A quoi sert le sommeil ?

Rôle physiologique : il permet de réparer le corps, et l’hormone de croissance y est synthétisée.
Rôle psychologique : la mémoire à long terme des informations et des apprentissages. Il résout les conflits psychiques auxquels l’enfant est confronté et permet l’intégration des repères fondamentaux au niveau de l’espace et du temps. Il permet aussi un bon développement du langage. Bébé intègre et mémorise des sensations de la douleur et du plaisir pour les assimiler et les relier entre elles pour comprendre ce qu’il vit. Par exemple, le fait que maman s’absente et qu’elle va revenir demande plusieurs mois d’apprentissage en lien avec le cycle jour/nuit et avec le sentiment d’exister par lui-même. Les mots prennent du sens seulement si cette permanence est établie.
- Intérêt de l’enfant :
- Respect du rythme de l’enfant par rapport au temps de sommeil (régularité, nombre d’heures, train du sommeil)
- Limites claires des espaces de chacun. Il ne peut pas tout faire. Plus il sera fatigué, plus il aura du mal à trouver le sommeil.
- Enfant fatigué = enfant non concentré
Quand rien ne va plus c’est qu’il est temps de redéfinir les limites à poser pour les parents et les enfants → signal d’alarme
Parfois, c’est juste que l’enfant perd ses repères et son rythme de sommeil à un moment donné et ça a tout désorganisé. L’enfant préfère le confort du contact avec le parent plutôt que le sommeil qui est devenu une contrainte. L’enfant peut désapprendre à s’endormir seul, ou ne jamais apprendre. C’est l’hésitation des parents qui est au commencement : angoisse, caprice, souffrance ?
Le sommeil possède une grande flexibilité c’est à dire une réactivité à l’environnement et au climat affectif (bruit, maladie, troubles divers, événement familial…). S’il se dérègle vite, il peut aussi retrouver son équilibre.
Les conséquences sur les apprentissages ultérieurs (parole), le manque d’autonomie, la dépendance affective dans leurs relations ultérieures et l’anxiété mal gérée.
Parfois ce sont les parents qui les empêchent de s’endormir.

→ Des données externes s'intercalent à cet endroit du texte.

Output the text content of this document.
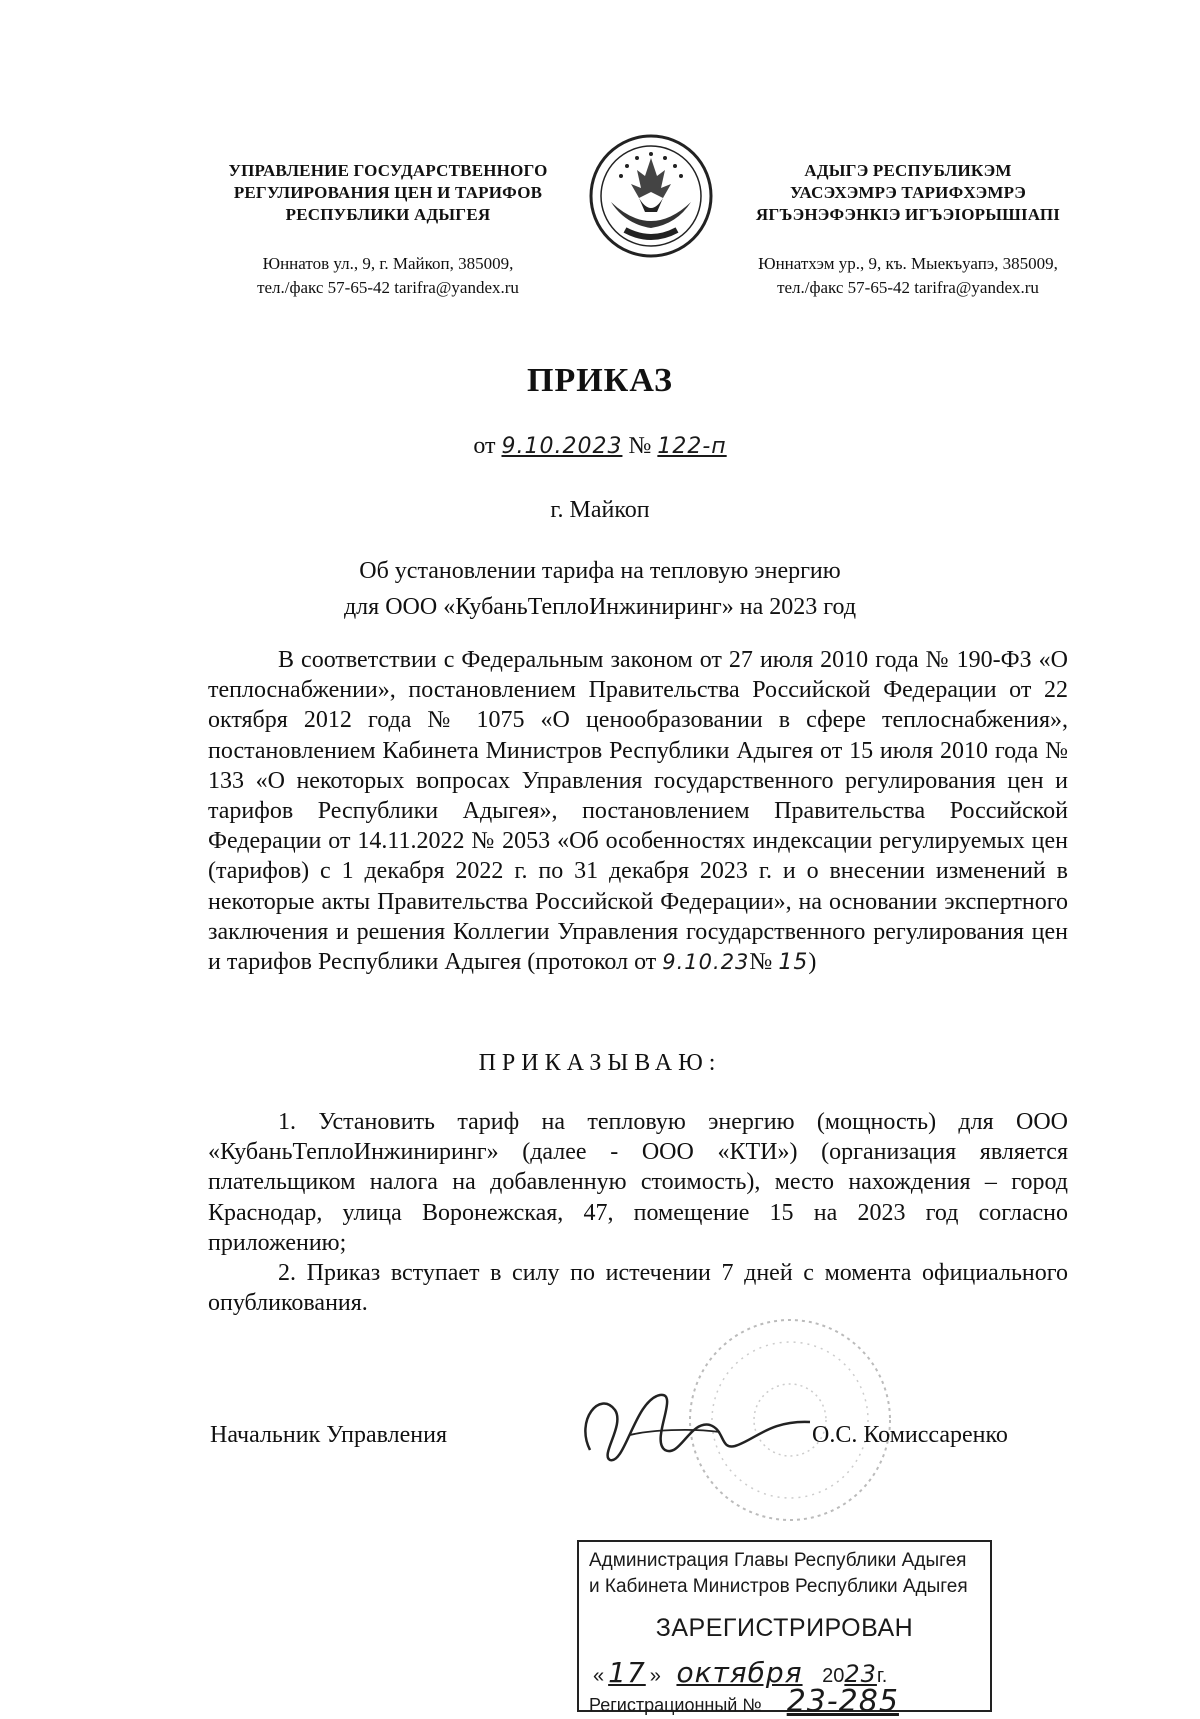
УПРАВЛЕНИЕ ГОСУДАРСТВЕННОГО
РЕГУЛИРОВАНИЯ ЦЕН И ТАРИФОВ
РЕСПУБЛИКИ АДЫГЕЯ
Юннатов ул., 9, г. Майкоп, 385009,
тел./факс 57-65-42 tarifra@yandex.ru
АДЫГЭ РЕСПУБЛИКЭМ
УАСЭХЭМРЭ ТАРИФХЭМРЭ
ЯГЪЭНЭФЭНКIЭ ИГЪЭIОРЫШIАПI
Юннатхэм ур., 9, къ. Мыекъуапэ, 385009,
тел./факс 57-65-42 tarifra@yandex.ru
ПРИКАЗ
от 9.10.2023 № 122-п
г. Майкоп
Об установлении тарифа на тепловую энергию
для ООО «КубаньТеплоИнжиниринг» на 2023 год

В соответствии с Федеральным законом от 27 июля 2010 года № 190-ФЗ «О теплоснабжении», постановлением Правительства Российской Федерации от 22 октября 2012 года № 1075 «О ценообразовании в сфере теплоснабжения», постановлением Кабинета Министров Республики Адыгея от 15 июля 2010 года № 133 «О некоторых вопросах Управления государственного регулирования цен и тарифов Республики Адыгея», постановлением Правительства Российской Федерации от 14.11.2022 № 2053 «Об особенностях индексации регулируемых цен (тарифов) с 1 декабря 2022 г. по 31 декабря 2023 г. и о внесении изменений в некоторые акты Правительства Российской Федерации», на основании экспертного заключения и решения Коллегии Управления государственного регулирования цен и тарифов Республики Адыгея (протокол от 9.10.23№ 15)

ПРИКАЗЫВАЮ:

1. Установить тариф на тепловую энергию (мощность) для ООО «КубаньТеплоИнжиниринг» (далее - ООО «КТИ») (организация является плательщиком налога на добавленную стоимость), место нахождения – город Краснодар, улица Воронежская, 47, помещение 15 на 2023 год согласно приложению;

2. Приказ вступает в силу по истечении 7 дней с момента официального опубликования.

Начальник Управления	О.С. Комиссаренко
Администрация Главы Республики Адыгея
и Кабинета Министров Республики Адыгея
ЗАРЕГИСТРИРОВАН
« 17 » октября 2023г.
Регистрационный № 23-285
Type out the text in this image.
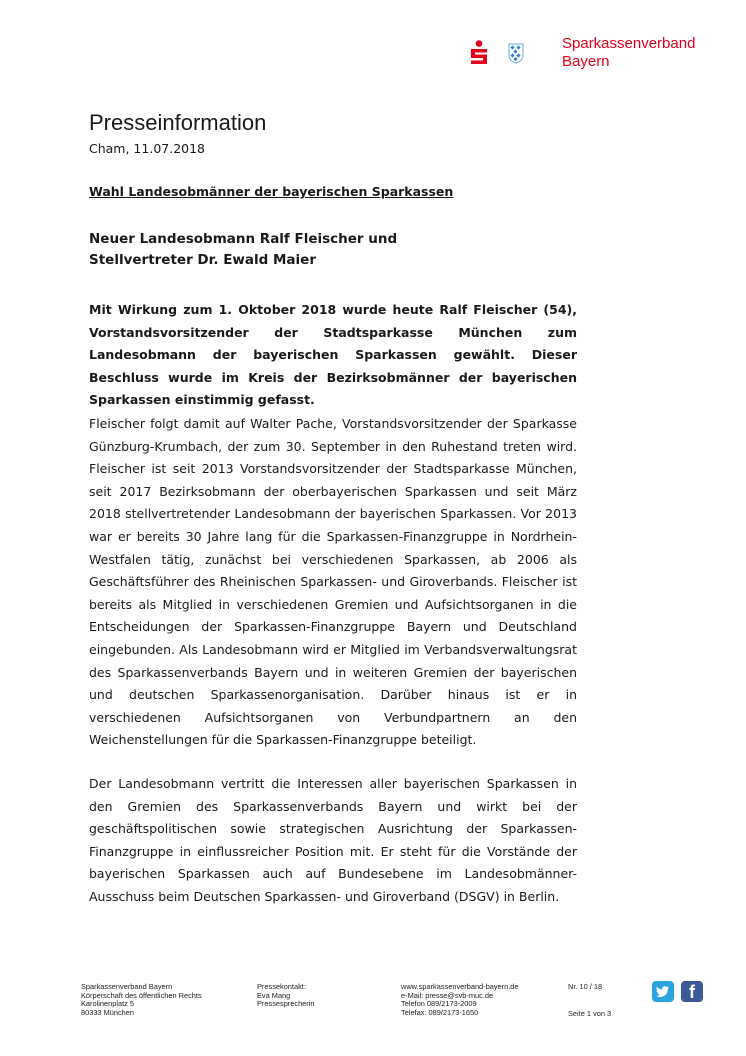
Sparkassenverband
Bayern
Presseinformation
Cham, 11.07.2018
Wahl Landesobmänner der bayerischen Sparkassen
Neuer Landesobmann Ralf Fleischer und
Stellvertreter Dr. Ewald Maier
Mit Wirkung zum 1. Oktober 2018 wurde heute Ralf Fleischer (54), Vorstandsvorsitzender der Stadtsparkasse München zum Landesobmann der bayerischen Sparkassen gewählt. Dieser Beschluss wurde im Kreis der Bezirksobmänner der bayerischen Sparkassen einstimmig gefasst.
Fleischer folgt damit auf Walter Pache, Vorstandsvorsitzender der Sparkasse Günzburg-Krumbach, der zum 30. September in den Ruhestand treten wird. Fleischer ist seit 2013 Vorstandsvorsitzender der Stadtsparkasse München, seit 2017 Bezirksobmann der oberbayerischen Sparkassen und seit März 2018 stellvertretender Landesobmann der bayerischen Sparkassen. Vor 2013 war er bereits 30 Jahre lang für die Sparkassen-Finanzgruppe in Nordrhein-Westfalen tätig, zunächst bei verschiedenen Sparkassen, ab 2006 als Geschäftsführer des Rheinischen Sparkassen- und Giroverbands. Fleischer ist bereits als Mitglied in verschiedenen Gremien und Aufsichtsorganen in die Entscheidungen der Sparkassen-Finanzgruppe Bayern und Deutschland eingebunden. Als Landesobmann wird er Mitglied im Verbandsverwaltungsrat des Sparkassenverbands Bayern und in weiteren Gremien der bayerischen und deutschen Sparkassenorganisation. Darüber hinaus ist er in verschiedenen Aufsichtsorganen von Verbundpartnern an den Weichenstellungen für die Sparkassen-Finanzgruppe beteiligt.
Der Landesobmann vertritt die Interessen aller bayerischen Sparkassen in den Gremien des Sparkassenverbands Bayern und wirkt bei der geschäftspolitischen sowie strategischen Ausrichtung der Sparkassen-Finanzgruppe in einflussreicher Position mit. Er steht für die Vorstände der bayerischen Sparkassen auch auf Bundesebene im Landesobmänner-Ausschuss beim Deutschen Sparkassen- und Giroverband (DSGV) in Berlin.
Sparkassenverband Bayern
Körperschaft des öffentlichen Rechts
Karolinenplatz 5
80333 München
Pressekontakt:
Eva Mang
Pressesprecherin
www.sparkassenverband-bayern.de
e-Mail: presse@svb-muc.de
Telefon 089/2173-2009
Telefax: 089/2173-1650
Nr. 10 / 18
Seite 1 von 3
f
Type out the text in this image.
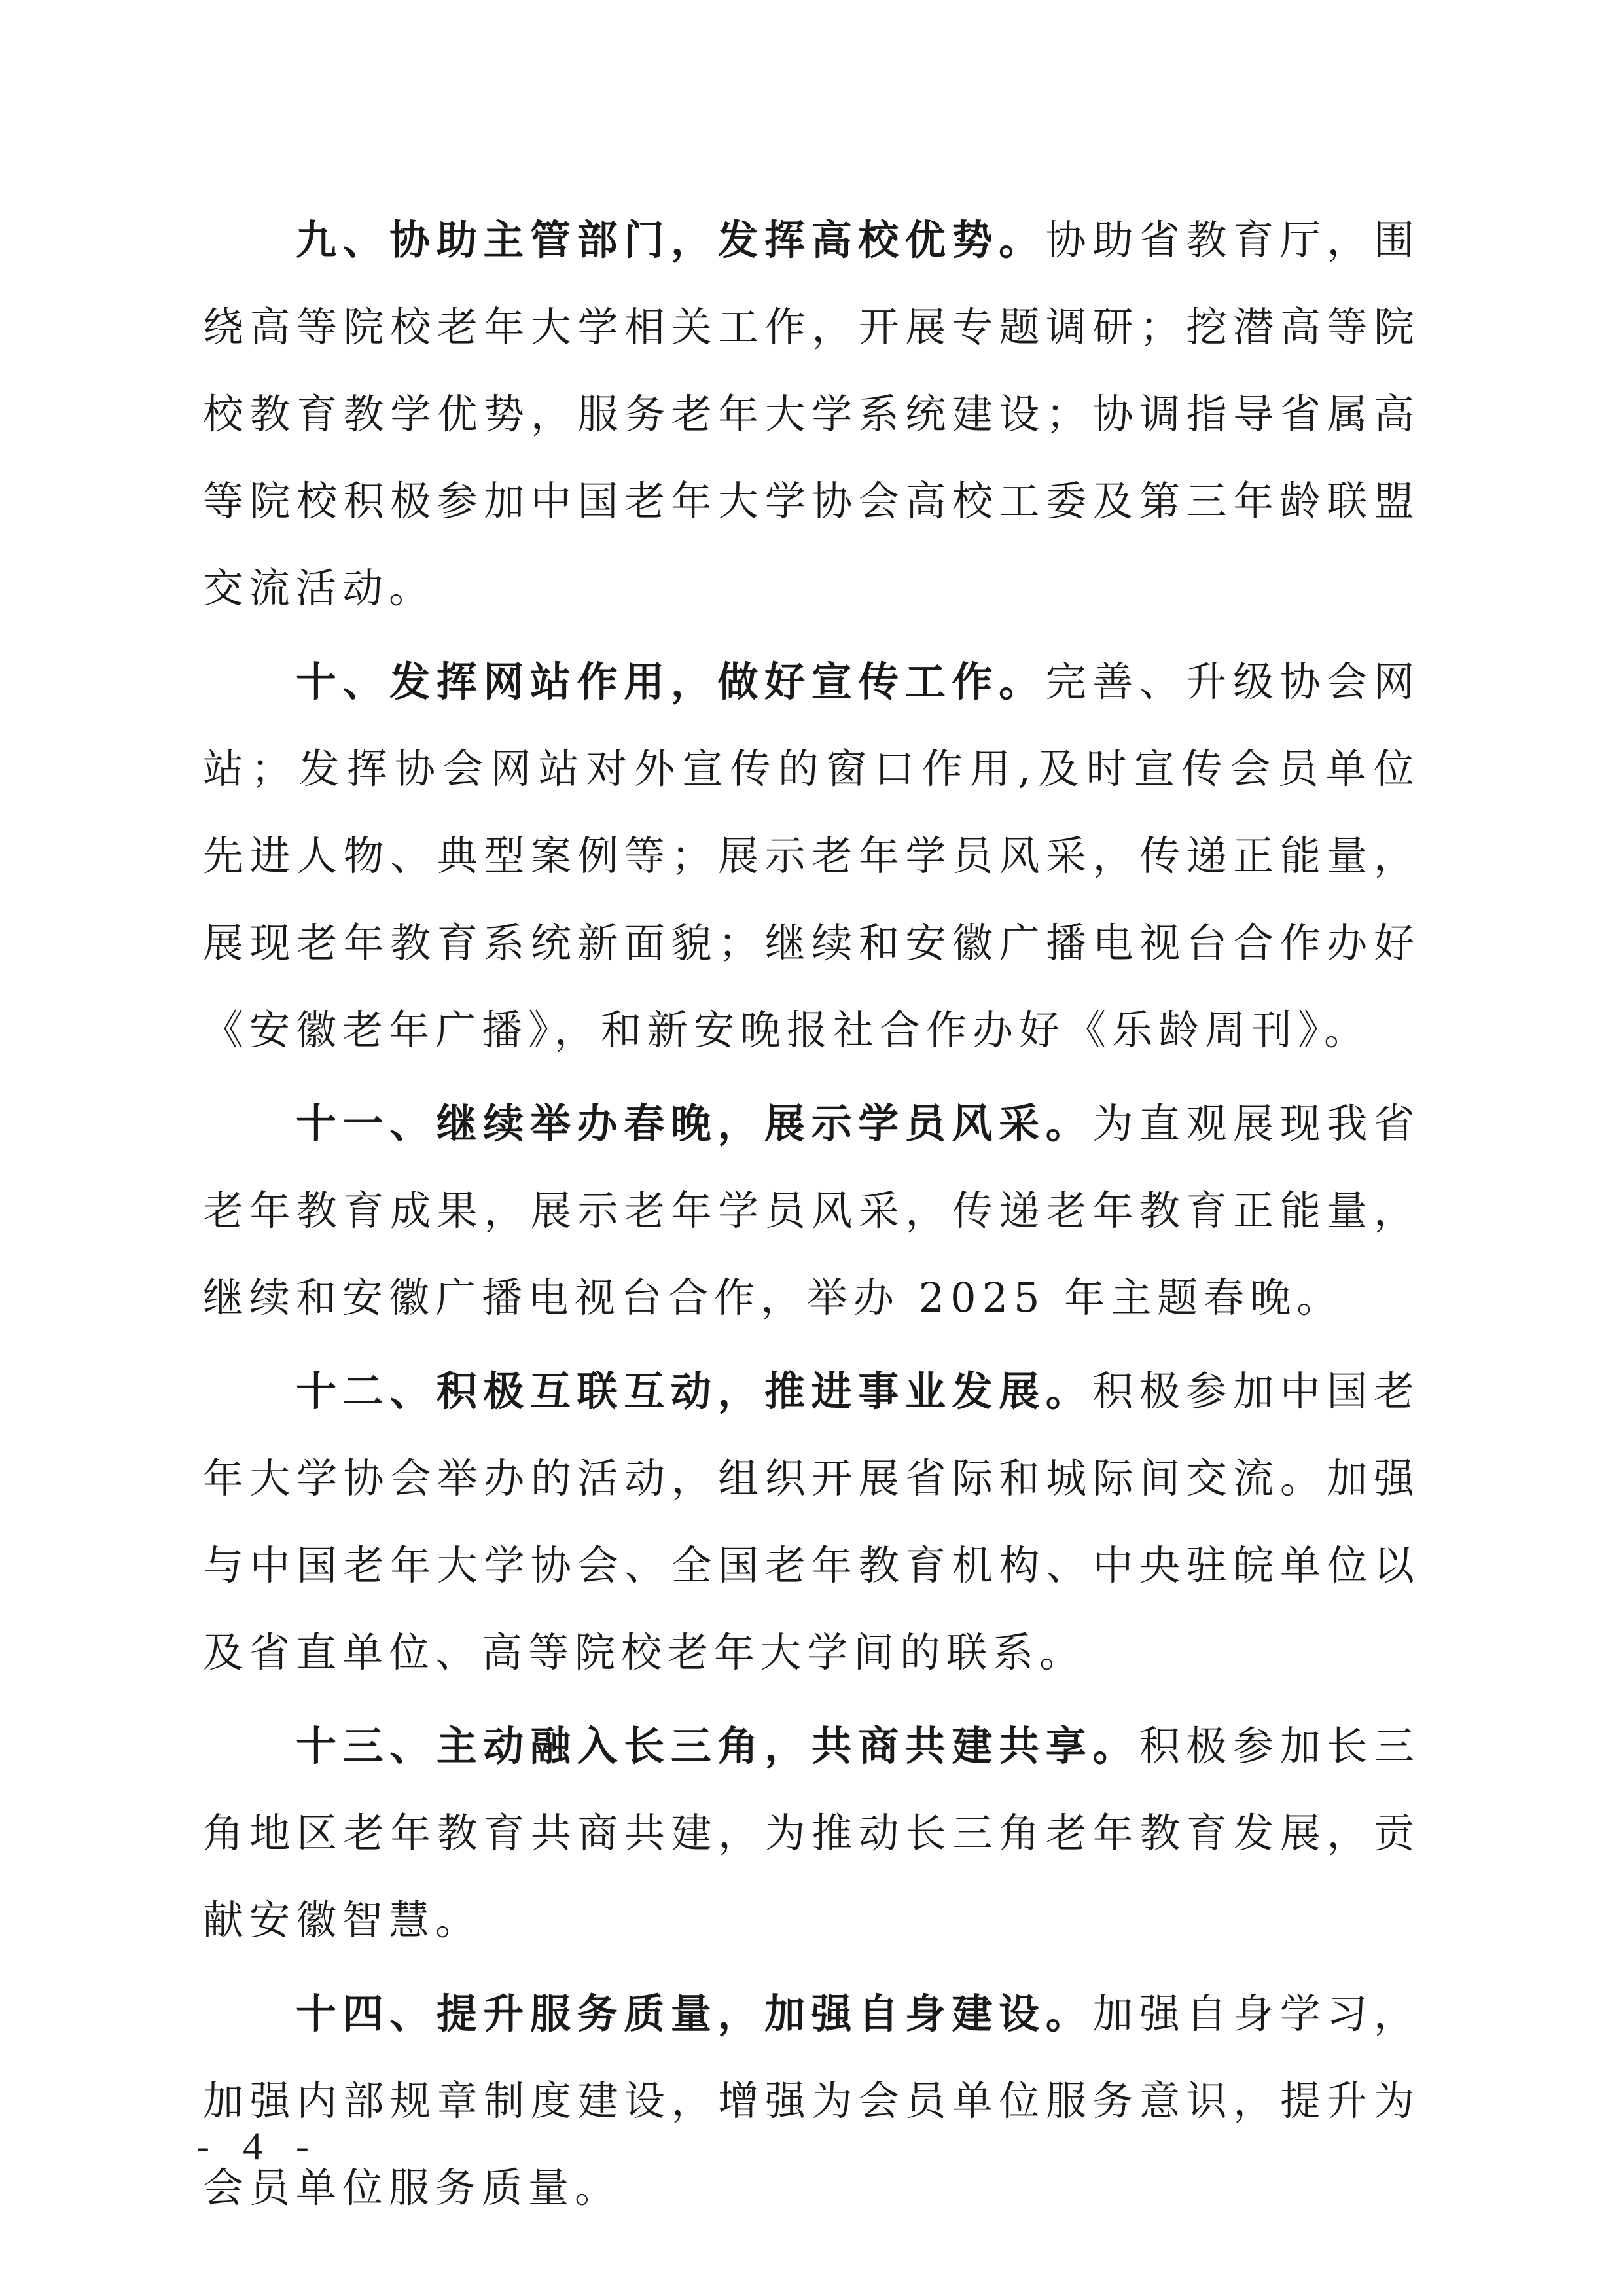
九、协助主管部门，发挥高校优势。协助省教育厅，围绕高等院校老年大学相关工作，开展专题调研；挖潜高等院校教育教学优势，服务老年大学系统建设；协调指导省属高等院校积极参加中国老年大学协会高校工委及第三年龄联盟交流活动。

十、发挥网站作用，做好宣传工作。完善、升级协会网站；发挥协会网站对外宣传的窗口作用,及时宣传会员单位先进人物、典型案例等；展示老年学员风采，传递正能量，展现老年教育系统新面貌；继续和安徽广播电视台合作办好《安徽老年广播》，和新安晚报社合作办好《乐龄周刊》。

十一、继续举办春晚，展示学员风采。为直观展现我省老年教育成果，展示老年学员风采，传递老年教育正能量，继续和安徽广播电视台合作，举办 2025 年主题春晚。

十二、积极互联互动，推进事业发展。积极参加中国老年大学协会举办的活动，组织开展省际和城际间交流。加强与中国老年大学协会、全国老年教育机构、中央驻皖单位以及省直单位、高等院校老年大学间的联系。

十三、主动融入长三角，共商共建共享。积极参加长三角地区老年教育共商共建，为推动长三角老年教育发展，贡献安徽智慧。

十四、提升服务质量，加强自身建设。加强自身学习，加强内部规章制度建设，增强为会员单位服务意识，提升为会员单位服务质量。

- 4 -
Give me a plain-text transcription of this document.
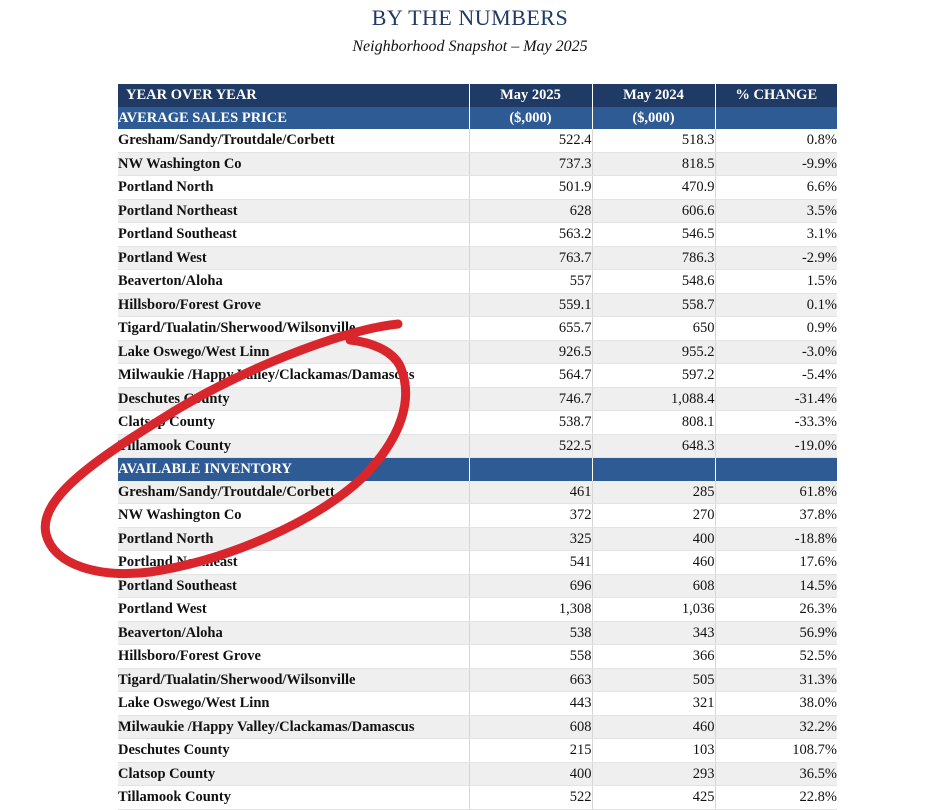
BY THE NUMBERS
Neighborhood Snapshot – May 2025
YEAR OVER YEAR	May 2025	May 2024	% CHANGE
AVERAGE SALES PRICE	($,000)	($,000)	
Gresham/Sandy/Troutdale/Corbett	522.4	518.3	0.8%
NW Washington Co	737.3	818.5	-9.9%
Portland North	501.9	470.9	6.6%
Portland Northeast	628	606.6	3.5%
Portland Southeast	563.2	546.5	3.1%
Portland West	763.7	786.3	-2.9%
Beaverton/Aloha	557	548.6	1.5%
Hillsboro/Forest Grove	559.1	558.7	0.1%
Tigard/Tualatin/Sherwood/Wilsonville	655.7	650	0.9%
Lake Oswego/West Linn	926.5	955.2	-3.0%
Milwaukie /Happy Valley/Clackamas/Damascus	564.7	597.2	-5.4%
Deschutes County	746.7	1,088.4	-31.4%
Clatsop County	538.7	808.1	-33.3%
Tillamook County	522.5	648.3	-19.0%
AVAILABLE INVENTORY			
Gresham/Sandy/Troutdale/Corbett	461	285	61.8%
NW Washington Co	372	270	37.8%
Portland North	325	400	-18.8%
Portland Northeast	541	460	17.6%
Portland Southeast	696	608	14.5%
Portland West	1,308	1,036	26.3%
Beaverton/Aloha	538	343	56.9%
Hillsboro/Forest Grove	558	366	52.5%
Tigard/Tualatin/Sherwood/Wilsonville	663	505	31.3%
Lake Oswego/West Linn	443	321	38.0%
Milwaukie /Happy Valley/Clackamas/Damascus	608	460	32.2%
Deschutes County	215	103	108.7%
Clatsop County	400	293	36.5%
Tillamook County	522	425	22.8%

- Insomnie du 1er semestre ; liée à un climat familial perturbé
Entre six mois et un an ; lié à l’excitation des découvertes motrices
Vers huit ou neuf mois ; le bébé commence à avoir une conscience de lui-même et devient sensible aux séparations d’avec la mère d’où l’importance des rituels pour se séparer en douceur mais aussi pour avoir des repères qu’il va s’approprier.
Pourquoi refuse-t-il de se coucher ?
◊ Tester vos limites
◊ Il est jaloux du temps que vous passez avec votre conjoint sans lui
◊ Anxiété face à la solitude, se retrouver seul.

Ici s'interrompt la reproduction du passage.